Ich weiß jetzt gar nicht, ob es albern ist, dir hier zu antworten. Andererseits, warum mit lieben Gewohnheiten brechen
Der Schmerz reicht nicht mehr zum Weinen. Ja, hin und wieder wundere ich mich auch, wo denn die Tränen hin sind. Und dann ganz unverhofft, sind sie wieder da. „Lache, wenn`s zum Weinen nicht reicht“ Grönemeyer) ein Ratschlag von einem, der weiß, wovon wir hier reden. Und ich denke, so ist es doch ganz häufig seit dem Tag X.
Robert ist so viel mehr als sein letzter Lebensabschnitt. Warum also mit Macht diese dunkle Zeit im Detail bewahren? Ist das notwendig? Nein, du wirst sie niemals vergessen, die Verzweiflung um das, was geschehen ist, wird dich immer wieder einholen. Was sollte so gut daran sein, die einzelnen Schreckensdaten noch im Gedächtnis zu haben? Es ist die Zeit, sie wird dich immer wieder zurückbeamen, wann genau was war, nein, das ist nicht wichtig.
Aber da waren 15 Jahre davor, Erinnerungen an einen besonderen Jungen, der dich glücklich gemacht hat, der eure Familie komplett gemacht hat.
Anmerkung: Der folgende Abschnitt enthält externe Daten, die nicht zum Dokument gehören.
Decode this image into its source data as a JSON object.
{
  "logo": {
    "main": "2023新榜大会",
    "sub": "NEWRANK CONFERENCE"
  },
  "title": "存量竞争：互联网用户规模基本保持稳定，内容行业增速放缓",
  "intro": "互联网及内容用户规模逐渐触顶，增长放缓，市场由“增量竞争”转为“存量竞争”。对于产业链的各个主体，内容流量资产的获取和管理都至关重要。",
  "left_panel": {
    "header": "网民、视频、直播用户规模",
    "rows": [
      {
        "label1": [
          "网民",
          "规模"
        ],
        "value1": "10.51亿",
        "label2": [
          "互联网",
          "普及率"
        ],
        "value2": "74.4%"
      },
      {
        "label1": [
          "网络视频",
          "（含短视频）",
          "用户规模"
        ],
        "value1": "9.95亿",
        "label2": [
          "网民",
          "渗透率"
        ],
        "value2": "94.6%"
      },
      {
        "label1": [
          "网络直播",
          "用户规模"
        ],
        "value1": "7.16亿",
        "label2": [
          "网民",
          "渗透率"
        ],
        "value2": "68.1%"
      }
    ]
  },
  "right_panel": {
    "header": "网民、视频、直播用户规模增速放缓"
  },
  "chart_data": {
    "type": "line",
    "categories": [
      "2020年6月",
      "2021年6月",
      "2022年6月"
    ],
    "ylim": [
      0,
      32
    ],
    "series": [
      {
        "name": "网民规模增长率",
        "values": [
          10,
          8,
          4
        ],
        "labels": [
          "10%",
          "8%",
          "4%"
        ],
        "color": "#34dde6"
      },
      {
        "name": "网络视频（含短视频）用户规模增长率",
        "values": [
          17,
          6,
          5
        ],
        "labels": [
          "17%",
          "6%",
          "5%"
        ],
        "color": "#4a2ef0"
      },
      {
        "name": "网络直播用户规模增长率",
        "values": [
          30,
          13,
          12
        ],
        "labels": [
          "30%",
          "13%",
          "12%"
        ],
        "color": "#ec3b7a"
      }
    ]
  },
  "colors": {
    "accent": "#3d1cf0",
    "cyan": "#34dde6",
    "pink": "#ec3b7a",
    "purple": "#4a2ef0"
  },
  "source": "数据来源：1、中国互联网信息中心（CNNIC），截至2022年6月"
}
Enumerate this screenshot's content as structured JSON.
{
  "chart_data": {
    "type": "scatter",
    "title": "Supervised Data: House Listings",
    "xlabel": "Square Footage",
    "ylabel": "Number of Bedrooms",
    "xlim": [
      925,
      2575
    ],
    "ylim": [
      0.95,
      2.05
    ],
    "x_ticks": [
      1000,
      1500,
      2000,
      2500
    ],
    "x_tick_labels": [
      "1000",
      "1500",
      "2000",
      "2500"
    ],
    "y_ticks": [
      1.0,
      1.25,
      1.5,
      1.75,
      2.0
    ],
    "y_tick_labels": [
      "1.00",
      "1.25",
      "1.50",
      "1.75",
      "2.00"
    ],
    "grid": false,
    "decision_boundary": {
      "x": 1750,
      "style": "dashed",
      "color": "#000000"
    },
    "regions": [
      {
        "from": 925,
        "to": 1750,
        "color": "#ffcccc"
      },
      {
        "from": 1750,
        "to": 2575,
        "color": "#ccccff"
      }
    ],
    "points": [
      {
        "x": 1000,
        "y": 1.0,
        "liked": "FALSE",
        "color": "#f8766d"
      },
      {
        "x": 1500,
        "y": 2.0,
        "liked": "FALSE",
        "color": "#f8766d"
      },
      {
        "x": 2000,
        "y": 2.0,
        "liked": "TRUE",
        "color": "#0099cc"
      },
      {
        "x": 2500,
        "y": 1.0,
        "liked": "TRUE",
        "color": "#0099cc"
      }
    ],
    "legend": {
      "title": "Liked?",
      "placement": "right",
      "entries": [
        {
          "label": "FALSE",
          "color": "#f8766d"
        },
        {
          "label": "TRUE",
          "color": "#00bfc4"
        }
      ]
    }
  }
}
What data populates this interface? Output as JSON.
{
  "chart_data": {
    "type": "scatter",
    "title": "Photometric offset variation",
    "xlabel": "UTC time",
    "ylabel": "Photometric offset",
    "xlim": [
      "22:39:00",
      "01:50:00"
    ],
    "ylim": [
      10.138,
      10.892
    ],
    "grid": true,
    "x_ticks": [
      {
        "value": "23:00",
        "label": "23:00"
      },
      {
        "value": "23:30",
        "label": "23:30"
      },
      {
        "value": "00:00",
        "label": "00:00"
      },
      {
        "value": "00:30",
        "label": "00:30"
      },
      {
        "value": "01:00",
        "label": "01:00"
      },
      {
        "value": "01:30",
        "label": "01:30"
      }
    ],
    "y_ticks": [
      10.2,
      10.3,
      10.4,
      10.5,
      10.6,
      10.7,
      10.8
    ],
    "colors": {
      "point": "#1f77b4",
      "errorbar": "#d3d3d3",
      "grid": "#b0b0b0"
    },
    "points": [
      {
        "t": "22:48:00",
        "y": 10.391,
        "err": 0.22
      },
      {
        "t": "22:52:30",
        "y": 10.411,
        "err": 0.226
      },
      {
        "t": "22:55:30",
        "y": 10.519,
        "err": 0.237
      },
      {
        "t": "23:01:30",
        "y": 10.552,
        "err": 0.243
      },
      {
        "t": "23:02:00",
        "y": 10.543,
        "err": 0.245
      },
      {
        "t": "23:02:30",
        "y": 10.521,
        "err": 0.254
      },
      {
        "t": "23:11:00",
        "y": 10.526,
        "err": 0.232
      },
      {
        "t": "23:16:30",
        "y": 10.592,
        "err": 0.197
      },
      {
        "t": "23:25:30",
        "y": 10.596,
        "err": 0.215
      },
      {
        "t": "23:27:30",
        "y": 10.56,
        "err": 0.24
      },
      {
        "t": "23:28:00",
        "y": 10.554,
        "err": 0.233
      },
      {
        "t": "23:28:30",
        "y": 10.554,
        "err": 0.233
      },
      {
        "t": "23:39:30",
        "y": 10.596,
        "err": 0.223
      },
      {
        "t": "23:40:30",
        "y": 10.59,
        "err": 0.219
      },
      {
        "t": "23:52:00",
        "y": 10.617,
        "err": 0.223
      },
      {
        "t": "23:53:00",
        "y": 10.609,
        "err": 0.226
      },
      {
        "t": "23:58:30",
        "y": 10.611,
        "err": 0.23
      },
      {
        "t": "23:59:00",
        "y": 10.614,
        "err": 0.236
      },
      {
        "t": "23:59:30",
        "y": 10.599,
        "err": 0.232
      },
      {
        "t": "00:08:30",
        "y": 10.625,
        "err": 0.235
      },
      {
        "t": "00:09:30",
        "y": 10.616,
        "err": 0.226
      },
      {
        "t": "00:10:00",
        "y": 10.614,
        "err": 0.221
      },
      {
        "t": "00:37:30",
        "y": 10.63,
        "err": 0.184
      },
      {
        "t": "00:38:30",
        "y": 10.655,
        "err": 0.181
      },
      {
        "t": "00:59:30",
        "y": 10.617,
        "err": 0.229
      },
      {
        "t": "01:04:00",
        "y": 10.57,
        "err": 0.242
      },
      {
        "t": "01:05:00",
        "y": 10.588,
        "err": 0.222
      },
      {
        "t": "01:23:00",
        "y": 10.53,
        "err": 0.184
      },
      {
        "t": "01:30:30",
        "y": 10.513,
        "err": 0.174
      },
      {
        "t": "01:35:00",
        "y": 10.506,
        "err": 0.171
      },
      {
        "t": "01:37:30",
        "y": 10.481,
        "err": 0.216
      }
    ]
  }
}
Sein Lachen, seine Augen, die unstreitig „deine“ sind, sein Charakter, positiv zu denken, keinen Streit vom Zaun brechen, wenn das Problem sowieso von alleine gelöst wird (z.B. ein nerviges Kind in seinem Zimmer) das ist der Robert, den du bei uns hast lebendig bleiben lassen.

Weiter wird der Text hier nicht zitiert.